Serious Spoken Word: We Are All The Same
I wrote this to bring down borders - since there's no such thing to begin with, but it's oh-so-easy to forget that. It's true, and I'm quite serious about it; wherever you thought there was a barrier, a border, a defining line of any kind, you were mistaken. There is no such beast out there, when you get right down to the nitty-gritty, or the subby-atomicy, if you prefer. So here we are, spinning around on a ball of rock with billions of others; a mass of differing perspectives; some are innately destructive, some are naturally healthy - some inspire pain, death and suffering, others cause renewal, community and love. But the truth is that every perspective is human - we can't deny that - and although some think the balance is simply off-kilter, and others like myself think it's almost gone right over and can't be righted without a reboot, there is still hope that some day we will all realize that our cultural, linguistic, political and social differences - our different traditions, value systems, music, stories, dances, desires and goals may be varied, but we share our humanity.
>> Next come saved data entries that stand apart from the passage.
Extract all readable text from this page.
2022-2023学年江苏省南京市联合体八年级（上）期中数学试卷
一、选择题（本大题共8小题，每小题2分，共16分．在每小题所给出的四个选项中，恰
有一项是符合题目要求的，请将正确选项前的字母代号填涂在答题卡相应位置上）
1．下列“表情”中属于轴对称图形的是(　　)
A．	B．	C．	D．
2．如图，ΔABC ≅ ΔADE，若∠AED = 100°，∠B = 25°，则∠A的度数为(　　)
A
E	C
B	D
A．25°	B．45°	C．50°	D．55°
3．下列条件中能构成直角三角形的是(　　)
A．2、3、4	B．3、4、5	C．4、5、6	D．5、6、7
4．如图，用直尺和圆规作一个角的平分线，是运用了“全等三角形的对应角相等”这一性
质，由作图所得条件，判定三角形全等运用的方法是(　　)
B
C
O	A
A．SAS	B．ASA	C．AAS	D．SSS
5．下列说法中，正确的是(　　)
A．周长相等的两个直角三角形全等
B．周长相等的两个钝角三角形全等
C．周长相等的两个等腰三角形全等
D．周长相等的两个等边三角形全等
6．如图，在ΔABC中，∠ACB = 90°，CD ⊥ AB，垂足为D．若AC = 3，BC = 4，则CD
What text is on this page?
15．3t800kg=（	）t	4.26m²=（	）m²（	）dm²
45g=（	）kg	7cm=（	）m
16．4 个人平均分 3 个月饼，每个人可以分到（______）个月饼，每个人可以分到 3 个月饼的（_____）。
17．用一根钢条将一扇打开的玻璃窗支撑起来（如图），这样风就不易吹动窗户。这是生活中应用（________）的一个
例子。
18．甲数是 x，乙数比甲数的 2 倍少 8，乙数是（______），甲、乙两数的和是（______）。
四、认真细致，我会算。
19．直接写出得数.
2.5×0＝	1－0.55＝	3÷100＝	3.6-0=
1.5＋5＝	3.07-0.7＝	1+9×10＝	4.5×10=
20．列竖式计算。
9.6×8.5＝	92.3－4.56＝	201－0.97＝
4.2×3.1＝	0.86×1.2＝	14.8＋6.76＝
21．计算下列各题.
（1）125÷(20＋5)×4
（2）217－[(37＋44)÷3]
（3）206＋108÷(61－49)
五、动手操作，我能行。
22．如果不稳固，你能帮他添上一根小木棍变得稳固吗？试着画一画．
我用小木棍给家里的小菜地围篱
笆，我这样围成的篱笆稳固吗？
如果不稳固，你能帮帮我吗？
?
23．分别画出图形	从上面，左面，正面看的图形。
We come in various colours, sizes, shapes, ways of thinking and perspectives - but we're all out there trying to get by as best we can, taking breath, eating, drinking, shitting and fucking - and we truly are, once you shuck off all the 'unnecessary' baggage, all in this together. We are very much the same when you get down to what's important. And that's what this piece is about. It's my first ever spoken word, one I hope to emulate again with a different topic in the near future. I may also re-record, as I think I didn't have the cadence right in parts, should be louder here and quieter there... well, we're all our own best critic. But here it is now. I hope you enjoy. Listen!
The Very First Aural Scroll Podcast - Old Friend
For my first poetic podcast, I present to you, Dear Listener, a piece of verse called 'Old Friend'. I wrote this during one of those late-night moments when you can tell, if you are particularly sensitive to your own emotional rhythms, that a serious case of the blues is gearing up to slide into the soul for a few days. It always happens that way with me - I'm a very easy-going, 'jolly' type fellow with a tiny pinprick of melancholy down in my core. Every once in a while, it's like a little valve spits open, and some of that compression is released to the surface; like a volcano of the blahs. It never lasts long, (or does it?) but that brief moment of realization before doubts and insecurities come crashing in had to be crystallized, and here she is. Just click the link below. Hope you enjoy. Listen!
Coming soon!
I've decided it's time I shared some of these pieces of my soul, and the easiest way would be to upload audio files of me reading them. Hope you enjoy. Will be posting my first piece very soon.